Each of these map the unit square onto a smaller square with side $\alpha$:

Because $\alpha > 1/2$ these four squares overlap (rather than just touch) therefore they cover $[0,1]^2$, constructively. Given any $p \in [0,1]^2$ we may use Dependent choice to find a sequence of $T_{i_1}, T_{i_2}, T_{i_3}, \ldots$ such that $p = T_{i_1} (T_{i_2} (T_{i_3} (\cdots)))$, hence $p = \gamma^\alpha(t)$ where $t \in [0,1]$ is the number $0.i_1 i_2 i_3 \ldots$ written in base 4. $\Box$

Can we also do it without Dependent choice? We certainly cannot get rid of all choice.

Theorem 3: In the topos of sheaves on the unit square $\mathrm{Sh}([0,1]^2)$ there is no square-filling curve.

Proof. Let $I$ be the unit interval in the topos, i.e., it is the sheaf of continuous maps valued in $[0,1]$. Consider the internal statement that there is a surjection from $I$ onto $I^2$:

$$\exists \gamma : I \to I^2 .\, \forall p \in I^2 .\, \exists t \in I .\, \gamma(t) = p \tag{1}$$

Working through sheaf semantics (thanks to Andrew Swan for doing it with me over a cup of coffee – although I claim ownership of all errors), its validity at an open set $U \subseteq [0,1]^2$ amounts to the following condition: there is an open cover $(U_i)_i$ of $U$ with continuous maps $\gamma_i : U_i \times [0,1] \to [0,1]^2$ such that, for every $i$, every open $V \subseteq U_i$ and continuous $p : V \to [0,1]^2$, there is an open cover $(V_j)_j$ of $V$ and continuous maps $t_j : V_j \to [0,1]$, such that $\gamma_i(v, t_j(v)) = p(v)$ for all $j$ and $v \in V_j$.

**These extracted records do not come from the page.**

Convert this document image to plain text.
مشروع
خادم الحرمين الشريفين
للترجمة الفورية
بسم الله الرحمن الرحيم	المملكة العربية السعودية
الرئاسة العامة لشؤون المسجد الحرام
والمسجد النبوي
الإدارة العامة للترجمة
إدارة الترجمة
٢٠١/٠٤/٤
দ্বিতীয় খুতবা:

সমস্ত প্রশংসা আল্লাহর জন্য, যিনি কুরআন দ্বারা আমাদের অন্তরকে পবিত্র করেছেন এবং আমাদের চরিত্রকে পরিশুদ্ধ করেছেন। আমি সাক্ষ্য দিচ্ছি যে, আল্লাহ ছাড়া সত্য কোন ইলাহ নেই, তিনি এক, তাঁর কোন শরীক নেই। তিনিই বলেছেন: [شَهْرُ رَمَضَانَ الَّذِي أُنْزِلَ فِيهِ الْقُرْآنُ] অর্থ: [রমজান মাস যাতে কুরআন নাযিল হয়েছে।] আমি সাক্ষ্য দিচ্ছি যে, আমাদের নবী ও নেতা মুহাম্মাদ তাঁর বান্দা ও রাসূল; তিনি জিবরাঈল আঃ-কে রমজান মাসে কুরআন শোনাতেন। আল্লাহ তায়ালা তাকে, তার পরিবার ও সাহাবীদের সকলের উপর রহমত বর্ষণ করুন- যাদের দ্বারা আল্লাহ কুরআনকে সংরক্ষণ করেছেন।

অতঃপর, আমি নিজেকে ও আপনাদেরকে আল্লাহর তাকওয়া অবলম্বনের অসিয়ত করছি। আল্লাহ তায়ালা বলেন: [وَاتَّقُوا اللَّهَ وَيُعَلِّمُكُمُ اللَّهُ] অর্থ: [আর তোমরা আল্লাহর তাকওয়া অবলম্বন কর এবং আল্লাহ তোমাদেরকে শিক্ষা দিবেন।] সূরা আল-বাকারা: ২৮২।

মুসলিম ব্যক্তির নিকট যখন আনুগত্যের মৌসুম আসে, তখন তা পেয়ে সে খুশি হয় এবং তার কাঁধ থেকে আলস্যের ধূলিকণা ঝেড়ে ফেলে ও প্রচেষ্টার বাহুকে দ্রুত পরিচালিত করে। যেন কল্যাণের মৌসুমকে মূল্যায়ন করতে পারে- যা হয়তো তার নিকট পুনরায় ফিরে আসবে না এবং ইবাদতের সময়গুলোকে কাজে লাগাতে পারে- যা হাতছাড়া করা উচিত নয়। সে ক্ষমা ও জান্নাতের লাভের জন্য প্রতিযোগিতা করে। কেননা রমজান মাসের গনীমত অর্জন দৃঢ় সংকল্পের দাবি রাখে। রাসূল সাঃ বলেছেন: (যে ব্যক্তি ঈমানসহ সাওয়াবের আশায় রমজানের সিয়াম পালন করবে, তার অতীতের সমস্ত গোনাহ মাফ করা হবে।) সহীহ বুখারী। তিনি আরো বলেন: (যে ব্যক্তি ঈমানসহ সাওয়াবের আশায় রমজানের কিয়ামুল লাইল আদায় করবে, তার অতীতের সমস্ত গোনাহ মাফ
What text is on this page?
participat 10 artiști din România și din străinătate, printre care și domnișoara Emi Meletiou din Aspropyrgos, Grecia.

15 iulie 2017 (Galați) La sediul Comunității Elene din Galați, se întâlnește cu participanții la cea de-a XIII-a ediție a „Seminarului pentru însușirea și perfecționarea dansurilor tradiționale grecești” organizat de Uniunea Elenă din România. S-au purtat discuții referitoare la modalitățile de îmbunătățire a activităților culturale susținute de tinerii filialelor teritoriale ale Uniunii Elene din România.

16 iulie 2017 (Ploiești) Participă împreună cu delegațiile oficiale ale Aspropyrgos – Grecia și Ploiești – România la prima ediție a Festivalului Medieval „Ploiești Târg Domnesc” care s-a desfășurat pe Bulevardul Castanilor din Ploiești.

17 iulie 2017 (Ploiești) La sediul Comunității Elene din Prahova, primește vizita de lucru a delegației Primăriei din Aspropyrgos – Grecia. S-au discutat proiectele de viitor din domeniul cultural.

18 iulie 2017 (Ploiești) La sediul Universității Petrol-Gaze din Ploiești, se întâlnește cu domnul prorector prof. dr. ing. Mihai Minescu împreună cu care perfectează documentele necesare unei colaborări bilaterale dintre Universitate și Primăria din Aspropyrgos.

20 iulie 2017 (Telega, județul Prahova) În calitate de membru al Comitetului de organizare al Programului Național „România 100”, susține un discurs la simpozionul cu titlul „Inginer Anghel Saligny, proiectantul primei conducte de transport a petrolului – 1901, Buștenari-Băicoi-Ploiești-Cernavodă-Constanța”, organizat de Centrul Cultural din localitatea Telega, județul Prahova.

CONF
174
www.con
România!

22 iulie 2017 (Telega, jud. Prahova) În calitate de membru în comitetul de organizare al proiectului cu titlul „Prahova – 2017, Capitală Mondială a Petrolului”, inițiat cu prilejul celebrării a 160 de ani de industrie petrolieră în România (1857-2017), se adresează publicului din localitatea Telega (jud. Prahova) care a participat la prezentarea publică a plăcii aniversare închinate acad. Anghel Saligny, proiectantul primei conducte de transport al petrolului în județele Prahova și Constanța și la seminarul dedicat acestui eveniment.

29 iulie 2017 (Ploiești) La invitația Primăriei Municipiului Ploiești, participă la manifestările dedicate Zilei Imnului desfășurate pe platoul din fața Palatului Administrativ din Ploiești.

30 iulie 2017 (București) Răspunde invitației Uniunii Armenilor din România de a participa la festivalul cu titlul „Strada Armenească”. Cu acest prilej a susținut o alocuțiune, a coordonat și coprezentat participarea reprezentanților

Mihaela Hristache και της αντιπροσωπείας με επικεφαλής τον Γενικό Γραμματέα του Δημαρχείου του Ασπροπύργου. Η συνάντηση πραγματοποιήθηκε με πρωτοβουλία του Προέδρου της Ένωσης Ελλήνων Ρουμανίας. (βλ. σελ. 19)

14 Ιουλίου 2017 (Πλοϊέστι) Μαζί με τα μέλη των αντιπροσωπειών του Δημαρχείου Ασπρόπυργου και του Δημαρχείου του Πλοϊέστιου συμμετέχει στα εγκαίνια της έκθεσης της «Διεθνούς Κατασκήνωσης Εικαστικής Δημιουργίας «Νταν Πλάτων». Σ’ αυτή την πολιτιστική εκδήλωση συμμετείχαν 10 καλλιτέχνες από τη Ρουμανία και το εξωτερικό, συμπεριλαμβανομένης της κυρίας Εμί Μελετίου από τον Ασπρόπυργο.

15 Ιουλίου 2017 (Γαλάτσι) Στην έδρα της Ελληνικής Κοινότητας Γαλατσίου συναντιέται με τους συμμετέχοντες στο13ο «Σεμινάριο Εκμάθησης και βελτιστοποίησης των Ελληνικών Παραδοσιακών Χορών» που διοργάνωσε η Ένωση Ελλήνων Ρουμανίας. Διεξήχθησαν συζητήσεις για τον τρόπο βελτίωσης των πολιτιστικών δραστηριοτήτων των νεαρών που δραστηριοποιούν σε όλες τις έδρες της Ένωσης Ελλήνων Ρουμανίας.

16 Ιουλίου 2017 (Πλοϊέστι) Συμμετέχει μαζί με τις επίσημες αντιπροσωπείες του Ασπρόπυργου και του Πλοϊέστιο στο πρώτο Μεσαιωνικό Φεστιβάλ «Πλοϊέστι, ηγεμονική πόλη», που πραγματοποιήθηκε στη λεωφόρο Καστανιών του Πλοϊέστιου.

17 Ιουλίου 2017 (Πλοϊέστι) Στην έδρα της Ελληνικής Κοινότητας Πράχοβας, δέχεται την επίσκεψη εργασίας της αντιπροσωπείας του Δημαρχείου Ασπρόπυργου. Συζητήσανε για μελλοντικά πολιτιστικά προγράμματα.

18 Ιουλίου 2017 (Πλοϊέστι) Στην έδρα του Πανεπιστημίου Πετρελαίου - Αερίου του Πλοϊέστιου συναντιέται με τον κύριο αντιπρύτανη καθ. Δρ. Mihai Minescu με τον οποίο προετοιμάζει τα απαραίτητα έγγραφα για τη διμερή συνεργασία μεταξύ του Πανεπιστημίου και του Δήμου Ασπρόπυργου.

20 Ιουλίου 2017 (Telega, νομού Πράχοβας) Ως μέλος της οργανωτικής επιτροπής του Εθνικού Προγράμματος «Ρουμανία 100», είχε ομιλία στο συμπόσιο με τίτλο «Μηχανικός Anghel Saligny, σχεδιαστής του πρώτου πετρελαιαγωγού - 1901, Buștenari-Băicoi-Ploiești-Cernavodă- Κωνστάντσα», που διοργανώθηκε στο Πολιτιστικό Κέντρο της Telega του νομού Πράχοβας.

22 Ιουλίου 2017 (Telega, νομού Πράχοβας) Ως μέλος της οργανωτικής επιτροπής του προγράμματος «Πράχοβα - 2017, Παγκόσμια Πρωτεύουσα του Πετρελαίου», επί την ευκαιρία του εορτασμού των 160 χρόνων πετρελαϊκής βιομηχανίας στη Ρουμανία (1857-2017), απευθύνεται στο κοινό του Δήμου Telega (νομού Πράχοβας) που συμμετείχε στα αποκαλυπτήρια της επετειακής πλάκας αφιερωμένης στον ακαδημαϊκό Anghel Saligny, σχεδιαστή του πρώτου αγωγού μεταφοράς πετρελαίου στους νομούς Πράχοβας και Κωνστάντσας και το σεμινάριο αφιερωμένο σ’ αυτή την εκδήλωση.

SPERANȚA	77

Instantiate $p : V \to [0,1]^2$ in the stated condition with the inclusion $p(v) = v$ to obtain, for every $j$, that $\gamma_i(v, t_j(v)) = v$ holds for all $v \in V_j$. Therefore, the map $\gamma_i{\restriction}_{V_j} : V_j \times [0,1] \to V_j$ has a continuous section, namely the map $v \mapsto (v, t_j(v))$. But there can be no such map, as it would violate invariance of domain, unless $V_j = \emptyset$. Consequently, the only way for (1) to hold at $U$ is for $U$ to be empty. $\Box$

To summarize the argument: in a topos of sheaves “$\gamma$ is surjective” is a very strong condition, namely that $\gamma$ has local sections – and these may not exist for topological or geometric reasons. At the same time we still have Theorem 1, so also in a topos of sheaves the usual Hilbert curve leaves no empty space in the unit square.